A very important word in this definition, is the word accept. When we enter a Social Contract as a society, we agree to accept what’s happening to us, our family and friends, simply everybody. But how do we know what’s really happening when we use RFID? Can somebody guarantee us that absolutely nothing happens, if we did not agree to it before? That is the tricky part about this technology. The RFID tags themselves can only hold a specific, fixed data, and on demand, share it. The morally wrong part is therefore not the tag. The tag can not spy on our shopping habits, ID, or credit cards. It lacks the software and capability to do more than it was designed to do. The problem lies elsewhere. Whenever an employee uses the ID card to enter a building, or room, the Reader has to connect to an in-, or external server and complete an identity and right of access check. Who says that the company doesn’t keep track of its employees? As I have mentioned above, stores are already tracking their customers. Most of them do so without the knowledge of their customers: The shoppers did not agree to it, and if they knew, would most likely decline to be spied on.

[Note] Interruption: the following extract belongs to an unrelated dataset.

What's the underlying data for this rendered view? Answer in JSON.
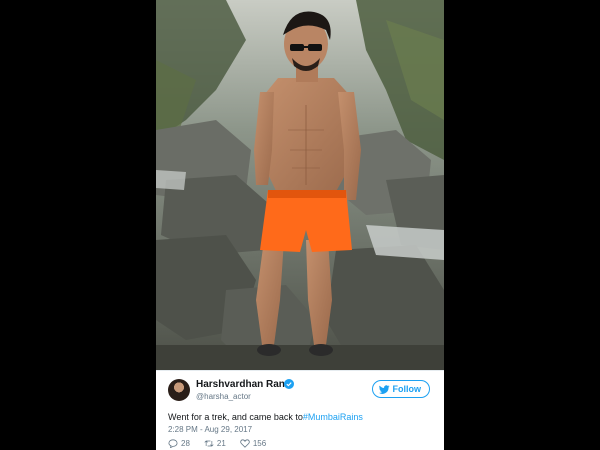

RFID is a very handy technology. It makes our daily life more comfortable, and helps us save time we can then spend with more important things: Friends, family, hobbies. Or as a student, studying and napping. On the one hand, it does save a lot of money, and shields us from a lot of inconveniences. Or can somebody imagine carrying dozens of keys around for all the doors on campus? The university ID cards do provide a nice service. As a society, we are inclined to go the easiest way when possible. If something helps us improve our quality of life, we gladly accept it with open arms. But because of the fact that chips can be hacked from 3 feet away, and that we do not know what ultimately happens with our data,  we are becoming more aware of these problems. We could argue that RFID is a very software-dependent technology, and can therefore never be completely secure. And that argument is right. As long as there have been encodings, there have been people trying to crack those.

As a result, the usage of RFID is ethically right, as long as the privacy of the user is not breached, and a certain level of security is given. Under these terms, a society can accept using RFID without any concerns.

Rule Utilitarianism


„Rule utilitarianism is the ethical theory that holds that we ought to adopt those
moral rules which, if followed by everyone, will lead to the greatest increase in total
happiness. Hence, a rule utilitarian applies the Principle of Utility to moral rules, while
an act utilitarian applies the Principle of Utility to individual moral actions.“

Getting to an ethical conclusion with the above quote in mind is rather simple. Rule Utilitarianism concerns the majority of a society. If something makes the whole society happier than it was before, it is ethically right. As stated above, RFID is a pretty neat thing. It does make us happier. At least the majority. Of course, there are always people against a new technology, who trouble themselves with security and privacy issues. But they are a very small minority. And the average citizen doesn’t think about privacy issues that much anyway. If we take all that into account, we have happy citizens, a happy economy, and a happy government. By applying the rules of this ethical theory, we also do not have to bother every time we use RFID and ask ourselves if it is ethically right, or wrong, to use it. Because it is ethically right to use it.